Dans l'affaire T 1557/07, la chambre a déclaré, en réponse à l'allégation selon laquelle la division d'examen n'avait pas répondu de manière complète et adéquate à tous les arguments pertinents présentés par les demandeurs, que la division d'examen n'est nullement tenue de suivre les parties dans le détail de leur argumentation. En l'espèce, la division d'examen s'était prononcée sur les points décisifs du litige, donnant ainsi aux demandeurs une idée claire des raisons pour lesquelles leurs moyens n'avaient pas été jugés convaincants. Dès lors, cette allégation n'était pas non plus concluante. La division d'examen n'avait donc commis aucun vice substantiel de procédure.

Dans l'affaire R 19/10, le requérant avait allégué que l'art. 113(1) CBE consacrait non seulement le droit d'une partie d'être entendue avant qu'une décision ne soit rendue à son encontre, mais qu'il garantissait aussi son droit à ce que les motifs pertinents soient intégralement considérés dans la décision écrite. La Grande Chambre de recours a déclaré qu'elle était d'accord sur le principe. Cependant, celui-ci n'en est pas moins soumis à certaines limites, tel qu'il est expliqué dans la décision T 1557/07 que le requérant avait lui-même citée : sous réserve que les motifs indiqués permettent aux parties concernées de comprendre pourquoi la décision est ou non justifiée, l'instance de décision n'est nullement tenue de suivre les parties dans le détail de leur argumentation.

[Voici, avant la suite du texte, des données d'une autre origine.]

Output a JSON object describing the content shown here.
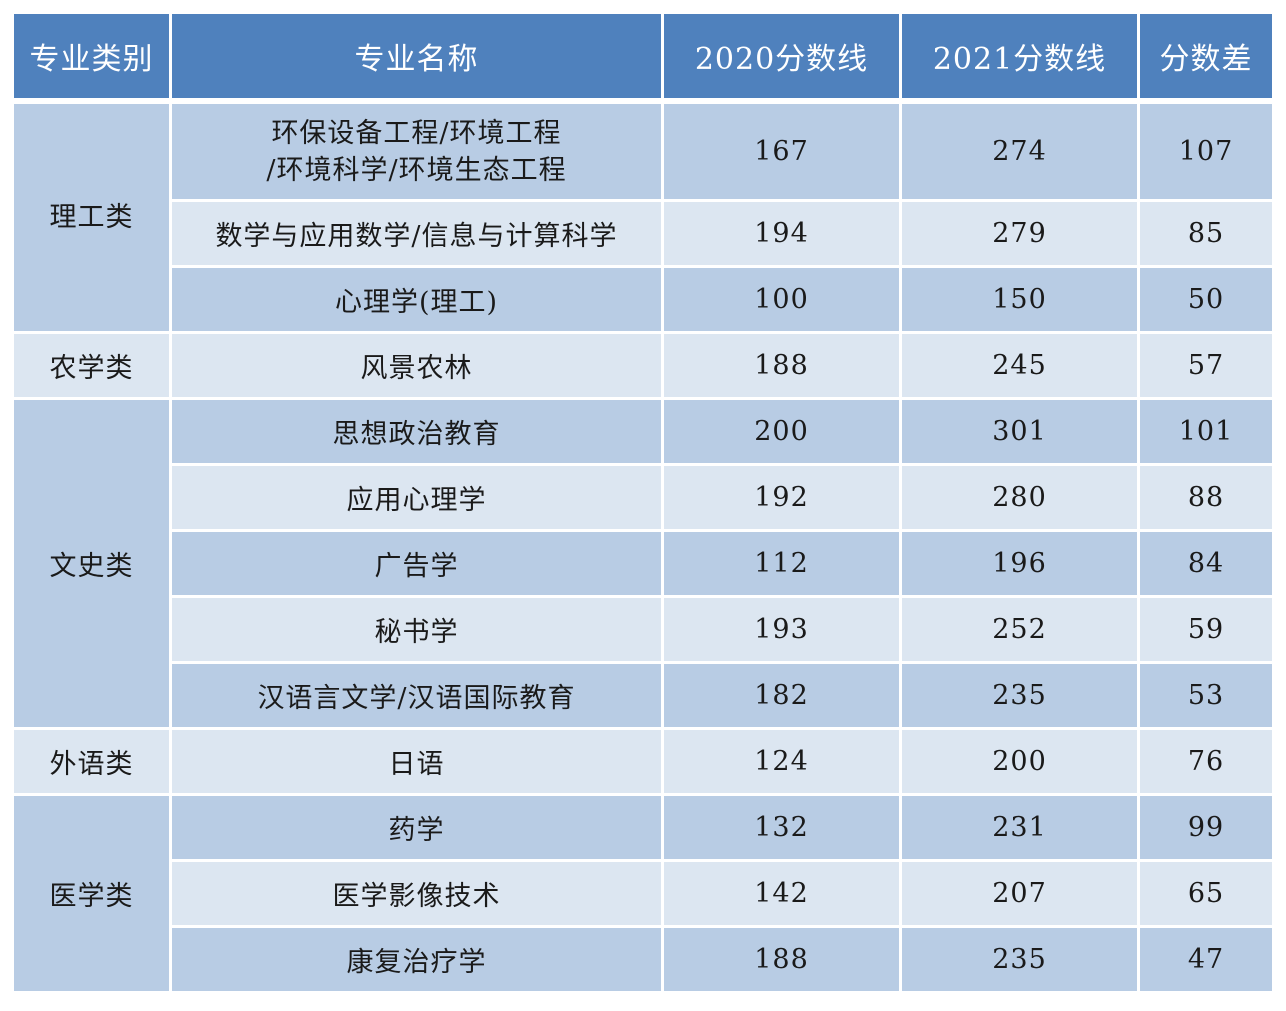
{
  "headers": {
    "category": "专业类别",
    "major": "专业名称",
    "score_2020": "2020分数线",
    "score_2021": "2021分数线",
    "diff": "分数差"
  },
  "groups": [
    {
      "category": "理工类",
      "rows": [
        {
          "major_lines": [
            "环保设备工程/环境工程",
            "/环境科学/环境生态工程"
          ],
          "s2020": "167",
          "s2021": "274",
          "diff": "107"
        },
        {
          "major": "数学与应用数学/信息与计算科学",
          "s2020": "194",
          "s2021": "279",
          "diff": "85"
        },
        {
          "major": "心理学(理工)",
          "s2020": "100",
          "s2021": "150",
          "diff": "50"
        }
      ]
    },
    {
      "category": "农学类",
      "rows": [
        {
          "major": "风景农林",
          "s2020": "188",
          "s2021": "245",
          "diff": "57"
        }
      ]
    },
    {
      "category": "文史类",
      "rows": [
        {
          "major": "思想政治教育",
          "s2020": "200",
          "s2021": "301",
          "diff": "101"
        },
        {
          "major": "应用心理学",
          "s2020": "192",
          "s2021": "280",
          "diff": "88"
        },
        {
          "major": "广告学",
          "s2020": "112",
          "s2021": "196",
          "diff": "84"
        },
        {
          "major": "秘书学",
          "s2020": "193",
          "s2021": "252",
          "diff": "59"
        },
        {
          "major": "汉语言文学/汉语国际教育",
          "s2020": "182",
          "s2021": "235",
          "diff": "53"
        }
      ]
    },
    {
      "category": "外语类",
      "rows": [
        {
          "major": "日语",
          "s2020": "124",
          "s2021": "200",
          "diff": "76"
        }
      ]
    },
    {
      "category": "医学类",
      "rows": [
        {
          "major": "药学",
          "s2020": "132",
          "s2021": "231",
          "diff": "99"
        },
        {
          "major": "医学影像技术",
          "s2020": "142",
          "s2021": "207",
          "diff": "65"
        },
        {
          "major": "康复治疗学",
          "s2020": "188",
          "s2021": "235",
          "diff": "47"
        }
      ]
    }
  ],
  "colors": {
    "header_bg": "#4f81bd",
    "row_dark": "#b8cce4",
    "row_light": "#dce6f1"
  }
}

Dans la décision T 802/97, la chambre a déclaré qu'une décision comportant une pluralité de motifs doit satisfaire aux exigences de l'art. 113(1) CBE 1973 pour chaque motif. Ainsi, lorsqu'une décision de l'OEB comprend plusieurs motifs, et que chacun d'entre eux est respectivement étayé par les arguments et preuves y afférents, il est fondamental que cette décision réponde dans son ensemble aux exigences de l'art. 113(1) CBE 1973. Laisser à l'instance appelée à statuer le soin de distinguer les motifs qui sont à la base de la décision de ceux qui ne le sont pas, et qui n'ont donc pas besoin de satisfaire aux exigences de l'art. 113(1) CBE 1973, ne ferait que susciter l'incertitude juridique et semer la confusion entre les parties. Pourrait en revanche faire exception à ce principe l'obiter dictum, qui ne fait pas partie des motifs de la décision.